Libra is Facebook’s last ditch effort to remain Revolutionary. Zuckerberg basically explained this to anybody who was listening to his condescending testimony last week (“It would be bad if you lied,” he told one of the congresspeople) that he hopes that Libra can be the future of the company — a crypto-like payments currency-like money transfer thingee. I guess Libra is just a corporate-backed bitcoin knockoff wannabe. I’m not convinced that Libra is going to amount to much of anything, as bitcoin already serves the purpose that Libra is apparently trying to serve — and Congress can’t call anybody at bitcoin to testify or to try to control, since there is no central body overseeing bitcoin.
You can watch a small part of a TV interview on did on this topic last week in NYC here.

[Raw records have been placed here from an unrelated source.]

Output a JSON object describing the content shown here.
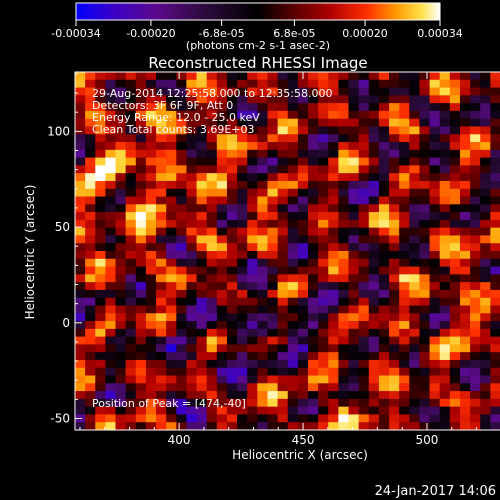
{
  "chart_data": {
    "type": "heatmap",
    "title": "Reconstructed RHESSI Image",
    "xlabel": "Heliocentric X (arcsec)",
    "ylabel": "Heliocentric Y (arcsec)",
    "xlim": [
      358,
      546
    ],
    "ylim": [
      -56,
      131
    ],
    "x_ticks": [
      400,
      450,
      500
    ],
    "y_ticks": [
      -50,
      0,
      50,
      100
    ],
    "grid": false,
    "annotations": [
      "29-Aug-2014 12:25:58.000 to 12:35:58.000",
      "Detectors: 3F 6F 9F, Att 0",
      "Energy Range: 12.0 - 25.0 keV",
      "Clean     Total counts: 3.69E+03"
    ],
    "peak_label": "Position of Peak = [474,-40]",
    "peak": {
      "x": 474,
      "y": -40
    },
    "colorbar": {
      "min": -0.00034,
      "max": 0.00034,
      "tick_labels": [
        "-0.00034",
        "-0.00020",
        "-6.8e-05",
        "6.8e-05",
        "0.00020",
        "0.00034"
      ],
      "tick_values": [
        -0.00034,
        -0.0002,
        -6.8e-05,
        6.8e-05,
        0.0002,
        0.00034
      ],
      "units_label": "(photons cm-2 s-1 asec-2)",
      "colormap": [
        "#0000ff",
        "#3a00c8",
        "#5b0a8c",
        "#2a0a3a",
        "#000000",
        "#5a0000",
        "#b00000",
        "#ff3000",
        "#ff9a00",
        "#ffe24a",
        "#ffffff"
      ]
    },
    "grid_size": 46,
    "value_range": [
      -0.00034,
      0.00034
    ]
  },
  "footer": {
    "date": "24-Jan-2017 14:06"
  }
}
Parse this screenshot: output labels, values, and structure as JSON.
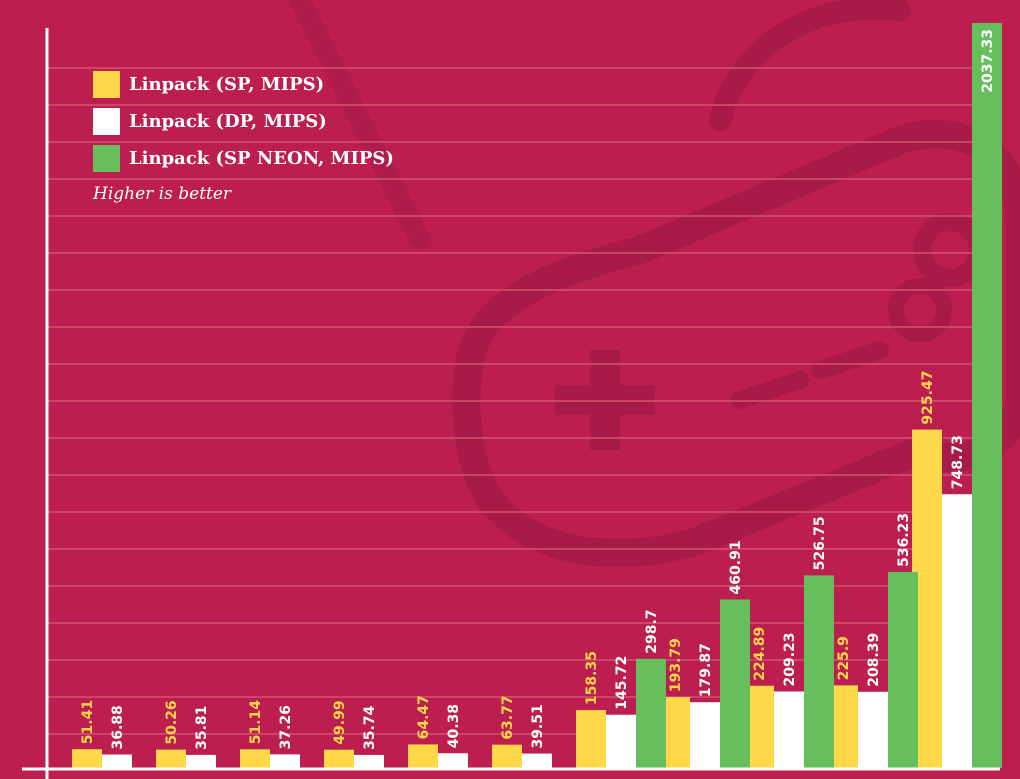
{
  "chart_data": {
    "type": "bar",
    "title": "",
    "xlabel": "",
    "ylabel": "",
    "ylim": [
      0,
      2050
    ],
    "grid": true,
    "legend_position": "top-left",
    "note": "Higher is better",
    "categories": [
      "",
      "",
      "",
      "",
      "",
      "",
      "",
      "",
      "",
      "",
      ""
    ],
    "series": [
      {
        "name": "Linpack (SP, MIPS)",
        "color": "#ffd84a",
        "values": [
          51.41,
          50.26,
          51.14,
          49.99,
          64.47,
          63.77,
          158.35,
          193.79,
          224.89,
          225.9,
          925.47
        ]
      },
      {
        "name": "Linpack (DP, MIPS)",
        "color": "#ffffff",
        "values": [
          36.88,
          35.81,
          37.26,
          35.74,
          40.38,
          39.51,
          145.72,
          179.87,
          209.23,
          208.39,
          748.73
        ]
      },
      {
        "name": "Linpack (SP NEON, MIPS)",
        "color": "#66bf5c",
        "values": [
          null,
          null,
          null,
          null,
          null,
          null,
          298.7,
          460.91,
          526.75,
          536.23,
          2037.33
        ]
      }
    ]
  },
  "colors": {
    "background": "#bb1e4f",
    "gridline": "#d4546f",
    "axis": "#ffffff",
    "decoration": "#a81a47"
  }
}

That said, Facebook is now a half a trillion dollar market cap company, is still kicking off 80% gross margins, growing 25% per year and dominating Western civilization’s social with Instagram. Trading at 6x next year’s sales and at 20x next year’s earnings, Facebook’s still a core holding for me, basically like it has been since it was in the $20s.
Then there’s Snap which is now worth almost as much as Twitter with an enterprise value of about $20 billion. Snap does have as much as Twitter in annual sales but is growing that top line at about 40% per year vs Twitter’s 15% per year. Snap’s just about to turn profitable next year or so assuming the gross margins continue to grow towards a Twitter-like 70% level. But I happen to think that Twitter’s safer than Snap because of its unique open-ness and ease of use and that Twitter is already a global phenomenon that has hit critical mass while Snap is still trying to gain traction globally to establish critical mass for itself. I’m going to trim a little more Snap here today, if only because the valuation isn’t very compelling after it’s doubled since we bought earlier this year.
Meanwhile, I think Twitter is a screaming buy here at or below $30 a share, which gives it a less than $20 billion enterprise value which means it’s trading at less than 5x sales. Clearly the market is upset about the hit to growth and profitability from Twitter proactively improving the privacy of their users. This is a company that kicks off gross margins of 70% and I’m thinking the company could do $3-4 per share in earnings in 2021. I could see a 20x P/E of those earnings which would get the stock somewhere between $60-80 in two years or so.
So I’m holding a smallish-position in FB steady in the hedge fund here. I am selling a little SNAP, maybe 10-15% of it. I am buying more TWTR, maybe another 10-15% more here.